It was one of those specless pre-hairstraightening moments. I stared myopically into the mirror and who should be staring back but Catherine Deneuve**!
A glow of triumph warmed my slowly-gathering Sunday morning awareness. Bloody hell. I’ve always wanted to look like Catherine Deneuve. A miracle had happened overnight. And it’s not even Christmas!
A bit tousled but hair almost the same blonde. The flick, the waves, the volume were all these. I was soooo Belle du Jour that I almost shed a tear.
In retrospect, it was a mistake to put my specs on. They only revealed the shocking truth. Great hair, shame about the face. All the same, I did feel like texting my hairdresser “YES! YES! MUCH SOUGHT-AFTER IMAGE ACHIEVED AT PRECISELY 8.58am, 27/10/07.”
It’s been eighteen months, letting the hair grow chasing the Deneuve look and even if the result was purely momentary, it’s been a lot more successful than the results achieved on the instructions of my sappy gym trainers.
“What exactly would you like to achieve?” Shane, the most recent one asked me when we had our initial one-to-one briefing.
“Well,” I considered. “My arms are fine but I’d quite like a Marilyn Monroe torso and Tina Turner legs please.”
His pencil was poised but he wasn’t writing. Further explanation was obviously necessary.
“Erm, definitely not Tessa Sanderson legs, which is what I ended up with the last time I came to the gym and which was rather disappointing.”
He started writing, but didn’t note my instructions very precisely.
“Body toning with attention to thighs and carves.” (sic)
After a month following his programme I didn’t feel I was any closer to Marilyn. I just ended up on the bike most of the time, as I always have, doing my own thing and finally thinking “What’s the point here in this slightly smelly place with interminable god-awful music so loud I can’t listen to my own i-pod except at ear-injuring volume.” At that point I gave up…again and probably for the last time.
I could have told Shane to throw in dainty Darcy Bussell feet but it would have been pointless. Hands? Not sure. Would quite like long red talons but wouldn’t be able to type and in any case, Jools Holland’s boogie-woogie fingers would be far more fun (though difficult to wear nice rings).
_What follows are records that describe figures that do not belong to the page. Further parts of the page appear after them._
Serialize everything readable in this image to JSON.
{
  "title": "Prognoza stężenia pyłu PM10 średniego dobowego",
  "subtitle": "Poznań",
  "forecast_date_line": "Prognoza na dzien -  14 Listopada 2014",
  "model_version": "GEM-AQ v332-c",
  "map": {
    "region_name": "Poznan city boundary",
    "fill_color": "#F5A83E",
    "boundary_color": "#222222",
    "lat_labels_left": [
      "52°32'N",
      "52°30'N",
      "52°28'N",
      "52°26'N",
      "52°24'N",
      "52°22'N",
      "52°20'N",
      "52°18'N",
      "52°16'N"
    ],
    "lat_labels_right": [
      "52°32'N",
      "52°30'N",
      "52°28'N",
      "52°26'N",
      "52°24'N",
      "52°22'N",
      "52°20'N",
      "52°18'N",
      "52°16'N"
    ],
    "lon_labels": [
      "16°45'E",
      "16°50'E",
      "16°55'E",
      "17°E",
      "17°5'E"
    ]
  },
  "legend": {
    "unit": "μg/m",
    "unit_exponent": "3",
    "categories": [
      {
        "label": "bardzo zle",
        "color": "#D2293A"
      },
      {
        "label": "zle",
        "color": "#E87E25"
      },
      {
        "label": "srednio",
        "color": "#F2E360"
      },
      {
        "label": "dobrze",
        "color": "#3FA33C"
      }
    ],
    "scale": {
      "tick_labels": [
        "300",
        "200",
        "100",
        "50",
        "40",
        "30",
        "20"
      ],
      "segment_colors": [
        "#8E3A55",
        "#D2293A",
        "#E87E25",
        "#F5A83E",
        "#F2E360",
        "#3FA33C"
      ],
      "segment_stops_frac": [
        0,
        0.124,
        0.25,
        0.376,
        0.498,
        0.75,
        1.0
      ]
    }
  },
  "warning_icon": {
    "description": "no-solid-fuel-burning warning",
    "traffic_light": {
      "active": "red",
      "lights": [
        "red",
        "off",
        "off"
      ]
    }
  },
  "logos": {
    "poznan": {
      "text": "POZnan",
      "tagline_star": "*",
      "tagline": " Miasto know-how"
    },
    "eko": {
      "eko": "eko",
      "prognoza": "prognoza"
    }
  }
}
Sad isn’t it? I’m sure blokes don’t carry such precise images of the kind of person they would wish to look like. They’re not yearning for Beckham’s beauty, Daniel Craig pecks and Lance Armstrong legs.
(Pause here for a moment’s silent consideration.)
On the whole, the chaps seem much more comfortable in their own skins. If they did have yearnings, would it be for the driving skills of The Stig, the pulling-power of George Clooney and the fortune of any multi-millionaire?
Probably much healthier to think in those terms. Severe cases of image aspirations can turn into rather disturbing body dysmorphia.
I had a touch of dysmorphia today, fleetingly and in a good way. Probably due to the change of hour. After several inexplicably restless nights, I’ve finally had ten hours of solid sleep. That can be the only explanation.
**Catherine Deneuve as she was in her hey-day, obviously. Not as she is now because she’s mid-sixties if she’s a day. When I’m her age, though, I’ll probably be quite pleased to look remotely similar, if you follow my drift.